One of the visuals that comes to mind when I think about going through a hard time is storm clouds. I don’t know why. But here’s what I’ve learned about the storm clouds.
Sometimes it feels like they’re endless. That it’s been pouring down rain and hail and sleet for a crazy amount of time and it doesn’t show any signs of stopping. It will. But that won’t be it.
A few nights ago I had a sort of revelation. I’d been in a weird funk with all my friends and it was starting to break my mind & body down. But after this revelation, I knew exactly how I wanted to fix it – and suddenly I got an insane zest for life. I just danced around my room and laid in bed smiling until I went to sleep because for some reason I was so filled with energy and love for life. It felt really really good.
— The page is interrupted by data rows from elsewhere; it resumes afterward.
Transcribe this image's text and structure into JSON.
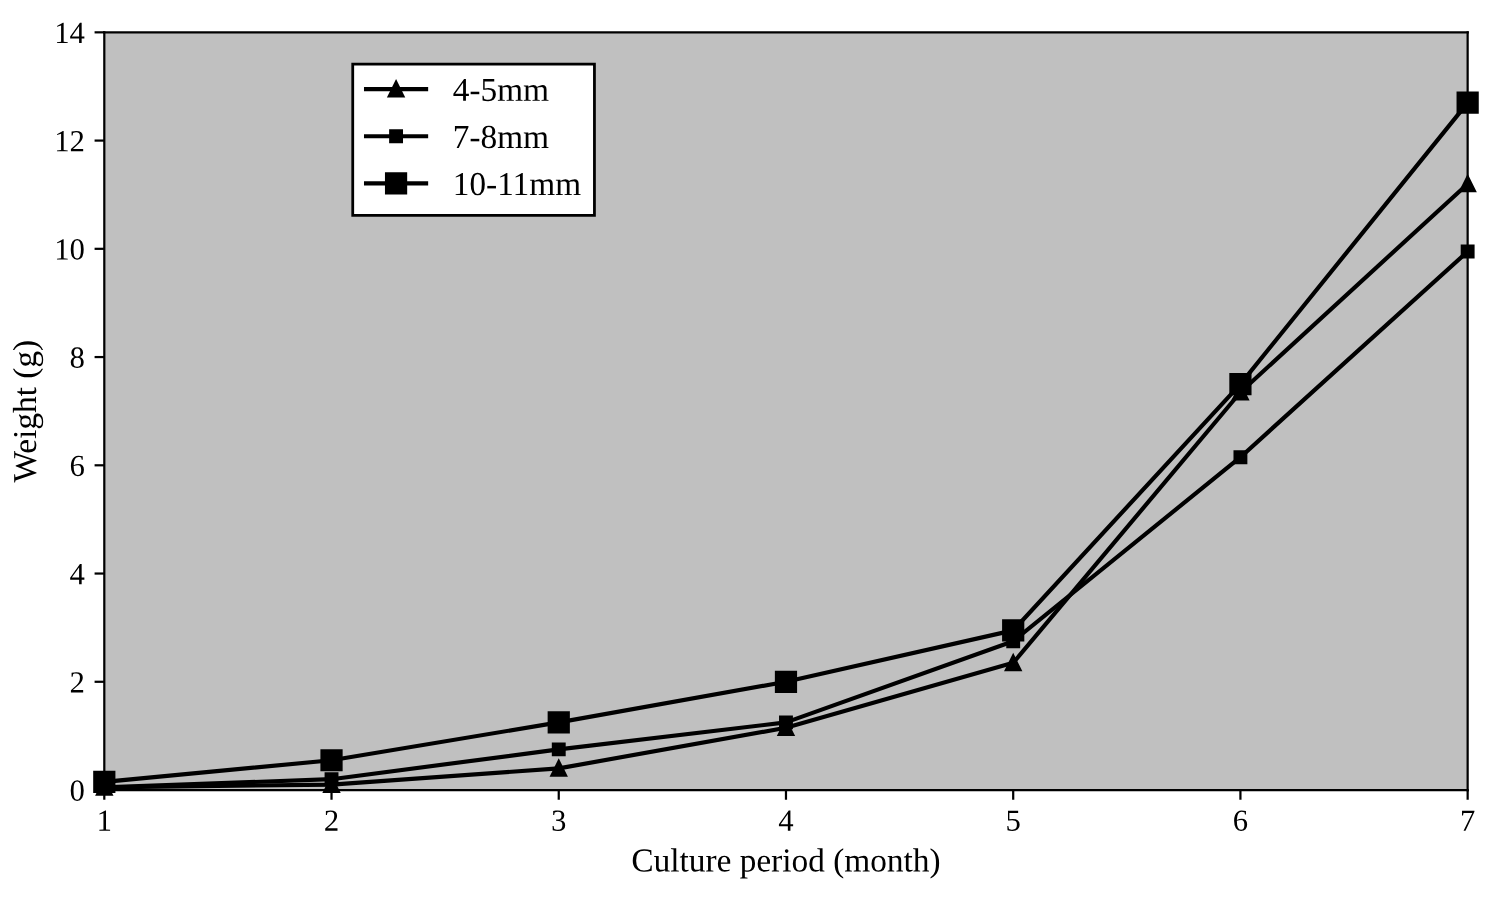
{
  "chart_data": {
    "type": "line",
    "xlabel": "Culture period (month)",
    "ylabel": "Weight (g)",
    "x": [
      1,
      2,
      3,
      4,
      5,
      6,
      7
    ],
    "series": [
      {
        "name": "4-5mm",
        "color": "#000000",
        "marker": "triangle",
        "values": [
          0.05,
          0.1,
          0.4,
          1.15,
          2.35,
          7.35,
          11.2
        ]
      },
      {
        "name": "7-8mm",
        "color": "#000000",
        "marker": "square",
        "values": [
          0.05,
          0.2,
          0.75,
          1.25,
          2.75,
          6.15,
          9.95
        ]
      },
      {
        "name": "10-11mm",
        "color": "#000000",
        "marker": "square",
        "values": [
          0.15,
          0.55,
          1.25,
          2.0,
          2.95,
          7.5,
          12.7
        ]
      }
    ],
    "xlim": [
      1,
      7
    ],
    "xticks": [
      1,
      2,
      3,
      4,
      5,
      6,
      7
    ],
    "ylim": [
      0,
      14
    ],
    "yticks": [
      0,
      2,
      4,
      6,
      8,
      10,
      12,
      14
    ],
    "grid": false,
    "legend": "top left",
    "line_style": "solid"
  }
}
Fast forward to today, where my friends and I are out of that funk (and I didn’t end up ruining everything, yay!) and today was a great, positive day. I walk out of my bathroom after a shower, close my bedroom door, and look around. My room is a mess. I have so much homework to do and it’s nine p.m. I had some time today to get stuff done but I was so worn out from everything that I just sat and fell down YouTube rabbit holes. (It’s a dangerous thing, my friends.)
And what I realized was that the storm clouds were back. For the past three weeks, my friends have been my main source of anxiety and worry and stress. But there is so much else when you take that away. I hate school. I’ve become really insecure about the way I look, for some reason. I’m not even going to go there with the way things are at home because I’ll get upset and it’s way too late in the evening for that. The storm clouds are back, and it will probably take a lot of fighting to get them to go away. Am I up for it? Yeah, of course. But remember that there is still sunshine behind those clouds. Don’t take it for granted, and never give up trying to uncover it.